In my case the problem was that I can't use the same texture for an input to a deferred shader as the texture used to output the results. Yet I often wanted to do just that:
// Make the texture blurry.
blur(texture);
Yet instead I was having to create 11 different textures with varying resolutions and having to swap between them as inputs and outputs for horizontal/vertical blur shaders with FBOs to get a decent-looking blur. I never liked GPU programming very much because some of the most complex state management I've ever encountered was often there. It felt incredibly wrong that I needed to go to the drawing board just to figure out how to minimize the number of textures allocated due to this fundamental requirement that texture inputs for shaders cannot also be used as texture outputs.
So I created a texture pool and OMG, it simplified things so much! It made it so I could just create temporary texture objects left and right and not worry about it because the destroying the texture object doesn't actually call glDeleteTextures, it simply returns them to the pool. So I was able to finally be able to just do:
blur(texture);
... as I wanted all along. And for some funny reason, when I started using the pool more and more, it sped up frame rates. I guess even with all the thought I put into minimizing the number of textures being allocated, I was still allocating more than I needed in ways the pool eliminated (note that the actual real-world example does a whole lot more than blurs including DOF, bloom, hipass, lowpass, CMAA, etc, and the GLSL code is actually generated on the fly based on a visual programming language the users can use to create new shaders on the fly).

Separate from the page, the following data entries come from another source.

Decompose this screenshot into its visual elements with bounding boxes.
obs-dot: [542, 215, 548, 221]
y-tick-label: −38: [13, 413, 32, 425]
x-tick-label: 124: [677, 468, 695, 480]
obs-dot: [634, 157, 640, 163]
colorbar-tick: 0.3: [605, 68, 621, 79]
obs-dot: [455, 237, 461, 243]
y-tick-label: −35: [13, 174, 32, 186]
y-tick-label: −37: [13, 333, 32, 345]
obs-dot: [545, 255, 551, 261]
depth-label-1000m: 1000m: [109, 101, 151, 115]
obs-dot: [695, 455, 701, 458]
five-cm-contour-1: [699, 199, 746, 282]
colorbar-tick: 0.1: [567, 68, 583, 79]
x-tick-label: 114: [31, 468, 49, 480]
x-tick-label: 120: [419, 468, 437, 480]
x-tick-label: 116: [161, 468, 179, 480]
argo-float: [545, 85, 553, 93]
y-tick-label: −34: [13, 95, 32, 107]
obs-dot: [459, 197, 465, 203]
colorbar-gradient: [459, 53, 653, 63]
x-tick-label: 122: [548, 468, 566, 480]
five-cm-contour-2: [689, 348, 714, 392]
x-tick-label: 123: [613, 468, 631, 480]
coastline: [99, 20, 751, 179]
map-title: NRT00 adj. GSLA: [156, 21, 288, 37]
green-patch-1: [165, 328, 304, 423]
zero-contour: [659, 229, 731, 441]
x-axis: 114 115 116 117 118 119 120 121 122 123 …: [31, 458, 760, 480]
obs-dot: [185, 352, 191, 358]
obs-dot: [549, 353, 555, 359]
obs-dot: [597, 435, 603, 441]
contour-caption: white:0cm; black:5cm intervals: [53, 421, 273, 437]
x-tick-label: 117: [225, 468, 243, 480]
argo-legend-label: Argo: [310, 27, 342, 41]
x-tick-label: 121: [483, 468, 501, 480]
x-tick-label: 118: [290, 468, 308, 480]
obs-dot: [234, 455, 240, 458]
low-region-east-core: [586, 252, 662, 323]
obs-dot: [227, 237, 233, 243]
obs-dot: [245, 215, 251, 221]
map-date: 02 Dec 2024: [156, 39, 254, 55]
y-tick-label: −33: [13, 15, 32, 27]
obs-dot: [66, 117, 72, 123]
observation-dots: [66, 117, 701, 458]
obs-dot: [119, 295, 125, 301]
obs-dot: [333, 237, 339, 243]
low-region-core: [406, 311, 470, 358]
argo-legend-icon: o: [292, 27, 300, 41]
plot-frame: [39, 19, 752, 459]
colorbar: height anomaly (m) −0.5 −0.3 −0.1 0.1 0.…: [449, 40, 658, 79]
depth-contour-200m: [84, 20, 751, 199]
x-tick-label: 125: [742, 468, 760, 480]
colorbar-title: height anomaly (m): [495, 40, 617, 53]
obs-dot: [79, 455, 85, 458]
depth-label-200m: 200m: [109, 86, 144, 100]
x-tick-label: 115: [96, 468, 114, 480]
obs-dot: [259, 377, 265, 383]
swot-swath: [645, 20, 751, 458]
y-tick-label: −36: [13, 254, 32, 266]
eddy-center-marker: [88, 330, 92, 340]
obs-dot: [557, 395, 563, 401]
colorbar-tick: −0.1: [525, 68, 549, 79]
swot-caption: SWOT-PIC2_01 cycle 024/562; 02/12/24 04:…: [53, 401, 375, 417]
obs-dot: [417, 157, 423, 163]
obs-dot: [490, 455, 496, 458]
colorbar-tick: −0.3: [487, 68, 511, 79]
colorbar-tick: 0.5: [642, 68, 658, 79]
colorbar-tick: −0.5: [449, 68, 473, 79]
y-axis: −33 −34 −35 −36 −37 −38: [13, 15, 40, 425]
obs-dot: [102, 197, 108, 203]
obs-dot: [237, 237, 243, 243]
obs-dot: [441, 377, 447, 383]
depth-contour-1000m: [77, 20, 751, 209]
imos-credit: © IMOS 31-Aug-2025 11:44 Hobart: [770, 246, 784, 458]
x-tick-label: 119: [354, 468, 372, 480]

So I really recommend starting with exploring that idea. It sounds like it would be helpful for your problem. In my case I used this:
struct GlTextureDesc
{
...
};
... and it's a pretty hefty structure given how many texture parameters we can specify (pixel format, number of color components, LOD level, width, height, etc. etc.).
Yet the structure is comparable and hashable and ends up being used as a key in a hash table (like unordered_multimap) along with the actual texture handle as the value associated.
That allows us to then do this:
// Provides a pool of textures. This allows us to conveniently rapidly create,
// and destroy texture objects without allocating and freeing an excessive number
// of textures.
class GlTexturePool
{
public:
// Creates an empty pool.
GlTexturePool();
// Cleans up any textures which haven't been accessed in a while.
void cleanup();
// Allocates a texture with the specified properties, retrieving an existing
// one from the pool if available. The function returns a handle to the
// allocated texture.
GLuint allocate(const GlTextureDesc& desc);
// Returns the texture with the specified key and handle to the pool.
void free(const GlTextureDesc& desc, GLuint texture);
private:
...
};
At which point we can create temporary texture objects left and right without worrying about excessive calls to glTexImage2D and glDeleteTextures.I found it enormously helpful.
Finally of note is that cleanup function above. When I store textures in the hash table, I put a time stamp on them (using system real time). Periodically I call this cleanup function which then scans through the textures in the hash table and checks the time stamp. If a certain period of time has passed while they're just sitting there idling in the pool (say, 8 seconds), I call glDeleteTextures and remove them from the pool. I use a separate thread along with a condition variable to build up a list of textures to remove the next time a valid context is available by periodically scanning the hash table, but if your application is all single-threaded, you might just invoke this cleanup function every few seconds in your main loop.
That said, I work in VFX which doesn't have quite as tight realtime requirements as, say, AAA games. There's more of a focus on offline rendering in my field and I'm far from a GPU wizard. There might be better ways to tackle this problem. However, I found it enormously helpful to start with this texture pool and I think it might be helpful in your case as well. And it's fairly trivial to implement (just took me half an hour or so).
This could still end up allocating and deleting lots and lots of textures if the texture sizes and formats and parameters you request to allocate/free are all over the place. There it might help to unify things a bit, like at least using POT (power of two) sizes and so forth and deciding on a minimum number of pixel formats to use. In my case that wasn't that much of a problem since I only use one pixel format and the majority of the texture temporaries I wanted to create are exactly the size of a viewport scaled up to the ceiling POT.
As for FBOs, I'm not sure how they help your immediate problem with excessive texture allocation/freeing either. I use them primarily for deferred shading to do post-processing for effects like DOF after rendering geometry in multiple passes in a compositing-style way applied to the 2D textures that result. I use FBOs for that naturally but I can't think of how FBOs immediately reduce the number of textures you have to allocate/deallocate, unless you can just use one big texture with an FBO and render multiple input textures to it to an offscreen output texture. In that case it wouldn't be the FBO helping directly so much as just being able to create one huge texture whose sections you can use as input/output instead of many smaller ones.